Likewise the “feelings” argument. Christians usually rant and rage against the liberal, pinko, postmodern idea that what you feel is true is the truth. But not when what you feel is true is Jesus. Then it’s a valid argument all of a sudden. The irrationality of this—knowing full well we can be mistaken in what we feel about the supernatural, and that in fact almost everyone is—is well explored by John Loftus in his highly-recommended book, The Outsider Test for Faith.
Again, when you put back in all the evidence these propagandists are leaving out—such as a Muslim “feeling” Allah’s commanding them to the hajj, a Buddhist “feeling” the oneness of existence, a Taoist “feeling” the mindlessness of the Creator, a pagan “feeling” the presence of Hermes, a Mormon “feeling” the Holy Spirit confirming their faith (among a great deal else), and on and on, varying across thousands of years and hundreds of variant religious cultures—the argument “I feel it, therefore it must be true” is proved false. Not the other way around.
We are inherently prone to convince ourselves to feel anything is true. Indeed, I used to talk to trees when I was a kid, and experienced an imaginary friend who was a humanoid cat from Saturn. Had my culture or best (actual) friends told me those were real, and I liked the church they took me to, I’d just as likely be a tree-talking alien-cat believer. And my feelings in the matter would be the most real feelings I’d ever had! Yet 100% irrelevant to the truth of any of it.
So giving Leslie the line, “My feelings are a valid experience; they’re real to me,” is certainly honest. It’s the folly that makes most Christians believers. And most Muslims believers. And most Buddhists believers. And most Mormons believers. And every other false god, spirit, and religion. Hence folly it is.

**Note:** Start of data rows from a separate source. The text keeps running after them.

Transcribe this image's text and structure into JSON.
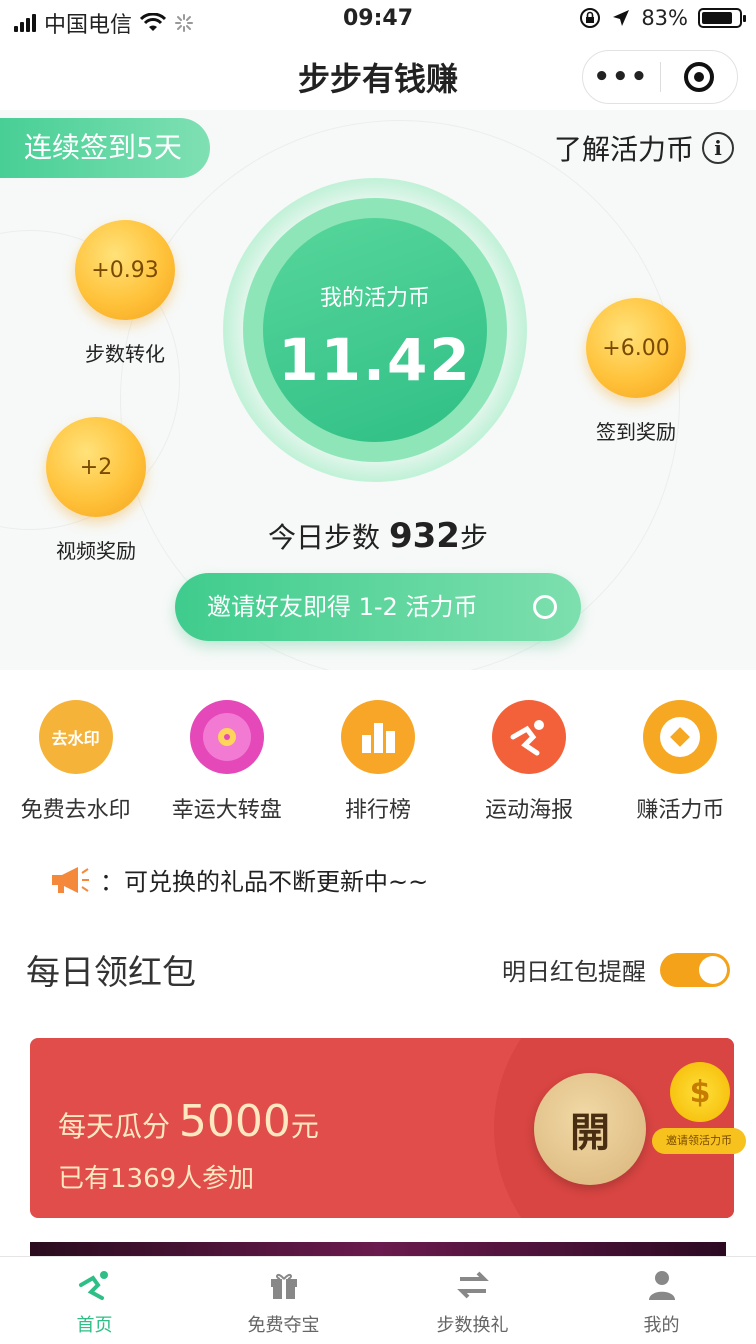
{
  "status_bar": {
    "carrier": "中国电信",
    "time": "09:47",
    "battery": "83%",
    "battery_level": 0.83
  },
  "nav": {
    "title": "步步有钱赚"
  },
  "hero": {
    "checkin_badge": "连续签到5天",
    "learn_link": "了解活力币",
    "bubbles": [
      {
        "value": "+0.93",
        "label": "步数转化"
      },
      {
        "value": "+6.00",
        "label": "签到奖励"
      },
      {
        "value": "+2",
        "label": "视频奖励"
      }
    ],
    "balance_caption": "我的活力币",
    "balance_value": "11.42",
    "steps_prefix": "今日步数",
    "steps_value": "932",
    "steps_unit": "步",
    "invite_text": "邀请好友即得 1-2 活力币"
  },
  "quick_menu": [
    {
      "label": "免费去水印",
      "icon": "watermark-icon",
      "color": "#f6b33a",
      "icon_text": "去水印"
    },
    {
      "label": "幸运大转盘",
      "icon": "wheel-icon",
      "color": "#e548b8"
    },
    {
      "label": "排行榜",
      "icon": "chart-icon",
      "color": "#f7a628"
    },
    {
      "label": "运动海报",
      "icon": "runner-icon",
      "color": "#f2613a"
    },
    {
      "label": "赚活力币",
      "icon": "coin-icon",
      "color": "#f6a822"
    }
  ],
  "notice": {
    "text": "：可兑换的礼品不断更新中~~"
  },
  "red_packet": {
    "section_title": "每日领红包",
    "remind_label": "明日红包提醒",
    "remind_on": true,
    "line1_prefix": "每天瓜分 ",
    "line1_amount": "5000",
    "line1_unit": "元",
    "line2": "已有1369人参加",
    "open_label": "開",
    "coin_symbol": "$",
    "coin_tag": "邀请领活力币"
  },
  "tabs": [
    {
      "label": "首页",
      "icon": "run-icon",
      "active": true
    },
    {
      "label": "免费夺宝",
      "icon": "gift-icon",
      "active": false
    },
    {
      "label": "步数换礼",
      "icon": "exchange-icon",
      "active": false
    },
    {
      "label": "我的",
      "icon": "user-icon",
      "active": false
    }
  ],
  "colors": {
    "primary_green": "#3fcc8d",
    "packet_red": "#e04d4a",
    "coin_gold": "#ffc23a",
    "toggle_orange": "#f5a21b"
  }
}
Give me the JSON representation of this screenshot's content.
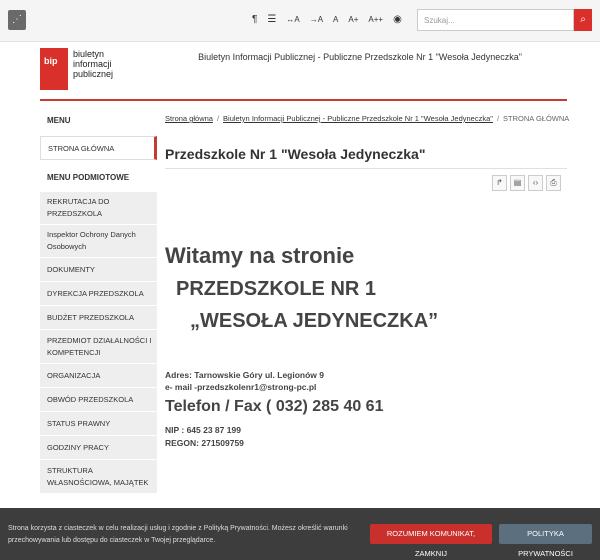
{
  "topbar": {
    "rss_icon": "rss-icon",
    "tools": [
      {
        "name": "paragraph-icon",
        "label": "¶"
      },
      {
        "name": "line-height-icon",
        "label": "☰"
      },
      {
        "name": "letter-spacing-wide-icon",
        "label": "↔A"
      },
      {
        "name": "letter-spacing-narrow-icon",
        "label": "→A"
      },
      {
        "name": "font-normal-button",
        "label": "A"
      },
      {
        "name": "font-larger-button",
        "label": "A+"
      },
      {
        "name": "font-largest-button",
        "label": "A++"
      },
      {
        "name": "contrast-icon",
        "label": "◉"
      }
    ],
    "search_placeholder": "Szukaj...",
    "search_icon": "search-icon"
  },
  "header": {
    "logo_mark": "bip",
    "logo_text_line1": "biuletyn",
    "logo_text_line2": "informacji publicznej",
    "title": "Biuletyn Informacji Publicznej - Publiczne Przedszkole Nr 1 \"Wesoła Jedyneczka\"",
    "accent_color": "#c73b33"
  },
  "sidebar": {
    "menu_label": "MENU",
    "current_item": "STRONA GŁÓWNA",
    "sub_label": "MENU PODMIOTOWE",
    "items": [
      "REKRUTACJA DO PRZEDSZKOLA",
      "Inspektor Ochrony Danych Osobowych",
      "DOKUMENTY",
      "DYREKCJA PRZEDSZKOLA",
      "BUDŻET PRZEDSZKOLA",
      "PRZEDMIOT DZIAŁALNOŚCI I KOMPETENCJI",
      "ORGANIZACJA",
      "OBWÓD PRZEDSZKOLA",
      "STATUS PRAWNY",
      "GODZINY PRACY",
      "STRUKTURA WŁASNOŚCIOWA, MAJĄTEK"
    ]
  },
  "breadcrumb": {
    "home": "Strona główna",
    "bip": "Biuletyn Informacji Publicznej - Publiczne Przedszkole Nr 1 \"Wesoła Jedyneczka\"",
    "current": "STRONA GŁÓWNA"
  },
  "main": {
    "title": "Przedszkole Nr 1 \"Wesoła Jedyneczka\"",
    "actions": [
      {
        "name": "share-icon",
        "glyph": "↱"
      },
      {
        "name": "pdf-icon",
        "glyph": "▤"
      },
      {
        "name": "code-icon",
        "glyph": "‹›"
      },
      {
        "name": "print-icon",
        "glyph": "⎙"
      }
    ],
    "welcome": "Witamy na stronie",
    "school_line1": "PRZEDSZKOLE NR 1",
    "school_line2": "„WESOŁA JEDYNECZKA”",
    "address": "Adres: Tarnowskie Góry ul. Legionów 9",
    "email": "e- mail -przedszkolenr1@strong-pc.pl",
    "phone": "Telefon / Fax ( 032) 285 40 61",
    "nip": "NIP : 645 23 87 199",
    "regon": "REGON: 271509759"
  },
  "cookie": {
    "text": "Strona korzysta z ciasteczek w celu realizacji usług i zgodnie z Polityką Prywatności. Możesz określić warunki przechowywania lub dostępu do ciasteczek w Twojej przeglądarce.",
    "accept_label": "ROZUMIEM KOMUNIKAT, ZAMKNIJ",
    "policy_label": "POLITYKA PRYWATNOŚCI"
  }
}
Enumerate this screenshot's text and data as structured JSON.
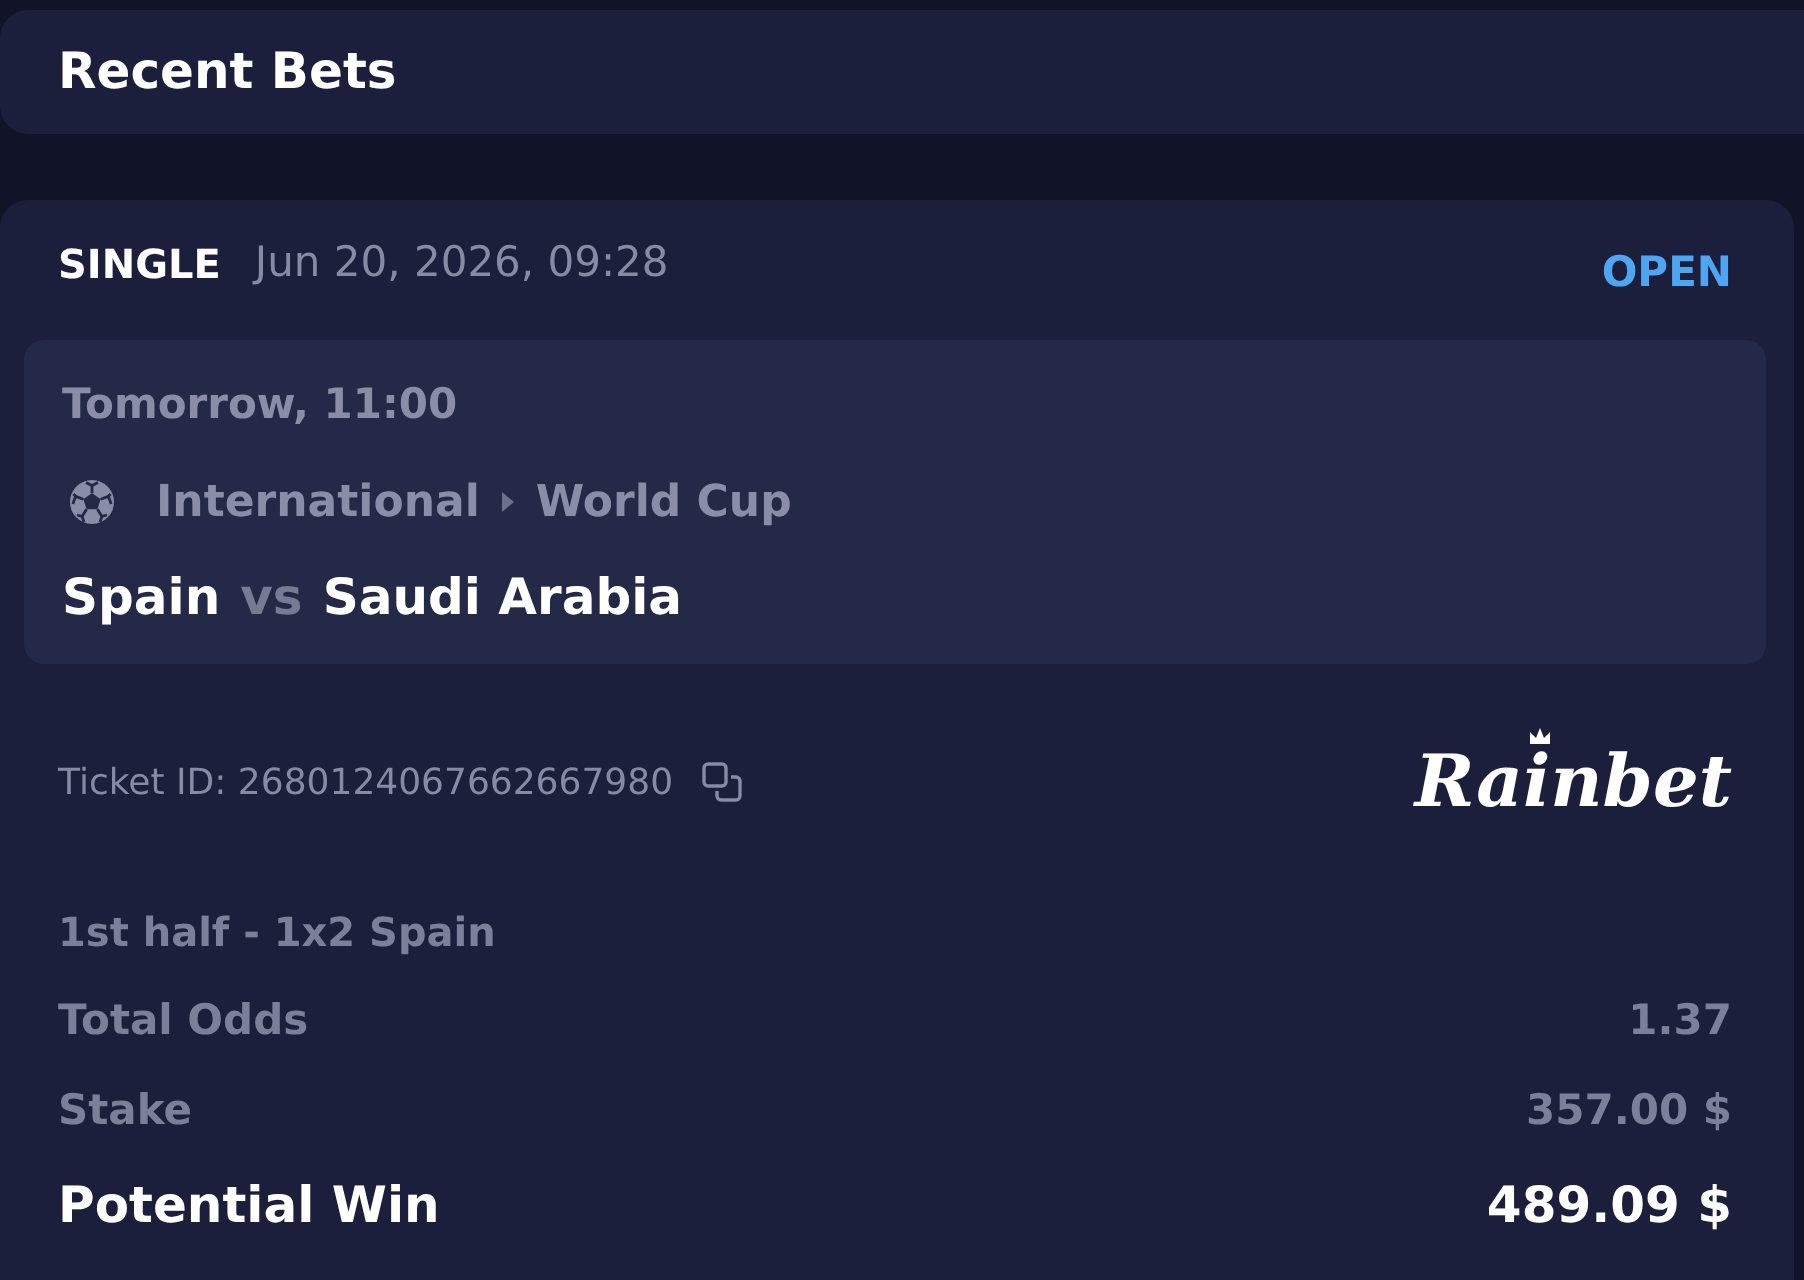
{
  "header": {
    "title": "Recent Bets"
  },
  "bet": {
    "type": "SINGLE",
    "placed_at": "Jun 20, 2026, 09:28",
    "status": "OPEN",
    "event": {
      "start_time": "Tomorrow, 11:00",
      "breadcrumb": [
        "International",
        "World Cup"
      ],
      "home_team": "Spain",
      "versus": "vs",
      "away_team": "Saudi Arabia"
    },
    "ticket_id": "Ticket ID: 2680124067662667980",
    "brand": "Rainbet",
    "selection": "1st half - 1x2 Spain",
    "summary": [
      {
        "kind": "line",
        "label": "Total Odds",
        "value": "1.37"
      },
      {
        "kind": "line",
        "label": "Stake",
        "value": "357.00 $"
      },
      {
        "kind": "total",
        "label": "Potential Win",
        "value": "489.09 $"
      }
    ]
  }
}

The Case for Christ the movie is quality propaganda. But still propaganda. It is one long well-filmed lie. Not a bad movie, if you excuse the so-so script, and don’t believe anything it tells you. Because when it comes to facts, it is pretty much a panoply of deceptions. Strobel’s journalistic methods in the film are so incompetent they are practically designed to trap him in a delusional false belief—or con the audience into one. Because while he is portrayed as questioning facts and claims throughout the film, he never once actually does that. He only talks to fanatics, apologists, the most biased and unreliable sources one can trust in the matter (just like his misplaced trust in police informants in the case of James Dixon), and he just instantly believes them. He never gets a second opinion—he never consults experts critical of the claims made by the fanatics he talks to—and he never fact-checks anything he is told. He just believes what they say—hook, line, and sinker.
And since apologetics is all about concealing evidence, Strobel’s character’s biggest mistake in the film is thinking that only what he is told is all there is to be told. Consequently, in the film, what we actually see is probably not what the writers intended. Lee Strobel is shown being conned into belief by a series of liars, because he never looks for, and thus never discovers, all the evidence his manipulators were concealing from him. Exactly like the dirty cops he trusted when he falsely reported the guilt of James Dixon. Yet neither Strobel, nor the screenwriters, nor his duped audience will ever notice they just made a mockery of themselves with their own story. Which is both sad and disturbing.